王子は、存在こそは民に知らされているが、式典や公務で民の前に出たことがなく、民の間でも王子がどんな人間か知るものはいない。
この噂は半分正解で半分間違っている。
新国王になるはずの王子は王位を継承しない。――そう。今はまだ。
しばらくはイルドの側近であった者が国王の代理を務めることになっている。
王子はいつかは国王の座につくことになるだろう。
国王不在というこの事態に悲しんでいる者ばかりという訳ではない。
この事態を好機と捉え悪事を働こうとしている者もいると聞く。イルド在位中から国家転覆を目論んでいた反乱組織が暗躍し始めたり、近隣諸国も、イルドが中心となって結んでいた平和条約を見直し、この国の豊かな資源を狙っているという動きも見られている。

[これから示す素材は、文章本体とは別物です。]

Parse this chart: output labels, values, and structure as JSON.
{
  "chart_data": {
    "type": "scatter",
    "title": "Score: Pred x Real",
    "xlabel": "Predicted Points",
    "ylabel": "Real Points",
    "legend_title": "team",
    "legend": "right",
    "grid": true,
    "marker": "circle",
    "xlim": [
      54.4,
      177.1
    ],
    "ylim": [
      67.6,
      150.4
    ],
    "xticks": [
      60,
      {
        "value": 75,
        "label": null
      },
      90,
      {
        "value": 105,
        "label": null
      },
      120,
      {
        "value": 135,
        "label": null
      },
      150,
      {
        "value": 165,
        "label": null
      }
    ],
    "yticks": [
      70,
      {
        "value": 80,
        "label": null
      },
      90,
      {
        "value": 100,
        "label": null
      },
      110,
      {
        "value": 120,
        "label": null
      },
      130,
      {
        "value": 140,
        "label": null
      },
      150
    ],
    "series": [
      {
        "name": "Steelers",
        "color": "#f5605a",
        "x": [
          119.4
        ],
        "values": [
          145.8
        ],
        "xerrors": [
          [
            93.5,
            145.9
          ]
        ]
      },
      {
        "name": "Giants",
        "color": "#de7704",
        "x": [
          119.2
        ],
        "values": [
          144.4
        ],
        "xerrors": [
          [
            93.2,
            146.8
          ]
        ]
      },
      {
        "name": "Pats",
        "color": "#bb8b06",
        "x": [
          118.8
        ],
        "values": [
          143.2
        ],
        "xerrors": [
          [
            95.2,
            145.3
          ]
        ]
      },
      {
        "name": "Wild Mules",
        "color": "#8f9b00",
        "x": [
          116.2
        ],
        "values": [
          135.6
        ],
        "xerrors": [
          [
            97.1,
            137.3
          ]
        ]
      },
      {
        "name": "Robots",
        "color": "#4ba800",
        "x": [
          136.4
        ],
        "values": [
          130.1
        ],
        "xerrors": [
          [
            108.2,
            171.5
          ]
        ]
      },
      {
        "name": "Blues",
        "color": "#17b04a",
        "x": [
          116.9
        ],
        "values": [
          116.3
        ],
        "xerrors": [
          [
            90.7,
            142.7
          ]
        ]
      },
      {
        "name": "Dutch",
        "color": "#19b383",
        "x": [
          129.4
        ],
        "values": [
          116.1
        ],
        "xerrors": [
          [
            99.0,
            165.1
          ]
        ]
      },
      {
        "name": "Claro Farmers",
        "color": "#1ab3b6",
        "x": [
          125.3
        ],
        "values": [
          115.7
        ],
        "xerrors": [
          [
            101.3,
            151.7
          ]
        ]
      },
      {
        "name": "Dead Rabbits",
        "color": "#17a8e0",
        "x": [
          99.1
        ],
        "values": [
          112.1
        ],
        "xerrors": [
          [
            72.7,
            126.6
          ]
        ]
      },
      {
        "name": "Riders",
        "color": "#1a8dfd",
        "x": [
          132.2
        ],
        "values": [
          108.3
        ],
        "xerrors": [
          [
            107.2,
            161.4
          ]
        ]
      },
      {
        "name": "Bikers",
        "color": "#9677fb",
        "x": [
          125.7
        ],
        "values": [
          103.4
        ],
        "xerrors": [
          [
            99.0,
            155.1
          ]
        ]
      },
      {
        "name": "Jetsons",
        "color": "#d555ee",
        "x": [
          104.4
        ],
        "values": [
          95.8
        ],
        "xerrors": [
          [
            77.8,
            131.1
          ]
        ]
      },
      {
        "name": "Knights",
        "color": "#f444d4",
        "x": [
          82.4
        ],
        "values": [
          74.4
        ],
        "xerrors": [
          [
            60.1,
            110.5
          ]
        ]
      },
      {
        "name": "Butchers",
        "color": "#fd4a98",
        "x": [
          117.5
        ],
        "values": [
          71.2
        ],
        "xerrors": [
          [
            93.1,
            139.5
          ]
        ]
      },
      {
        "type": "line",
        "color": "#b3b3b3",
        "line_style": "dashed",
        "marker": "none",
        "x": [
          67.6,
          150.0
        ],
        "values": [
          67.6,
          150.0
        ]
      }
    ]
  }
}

私、メイルは、ハルシュを守る義勇団「イルガード」に所属していることもありそういった動きは自然と耳に入ってくるのだ。
イルドはよく「民の幸せを思うなら民の言葉に耳を傾けよ」と教えてくれた。
そのためにイルドはよく、城を出て街を歩き民の話しに耳を傾けた。時には居酒屋に立ち寄り民と共に酒を飲んだという話も聞く。
民に愛される理由はこういった姿勢にあるのかもしれない。
私はイルドが民をどれほど思っていたか、民にどれほど思われていたかを知っている。
なぜなら、イルドの国王としての仕事をずっとそばで見てきたからだ。――そう。王位を継承しない王子、つまりそれは私、メイルなのだ。
――時に王子として。――時にイルガードの一員として。
イルドが亡くなる数日前、私はイルドに「必ず、ハルシュの平和と民の幸せを守る」と固く誓った。
イルドが亡き今、私は、誓いの通り、このハルシュを守り、ハルシュの民を幸せにできる国王になりたいと思っている。
私が国王になる日。――つまりそれはイルドが築き上げた平和な世を再び取り戻した日なのだ。
そのために私はイルガードの一員として身分を隠して街に暮らし、民と共にハルシュを守る事にした。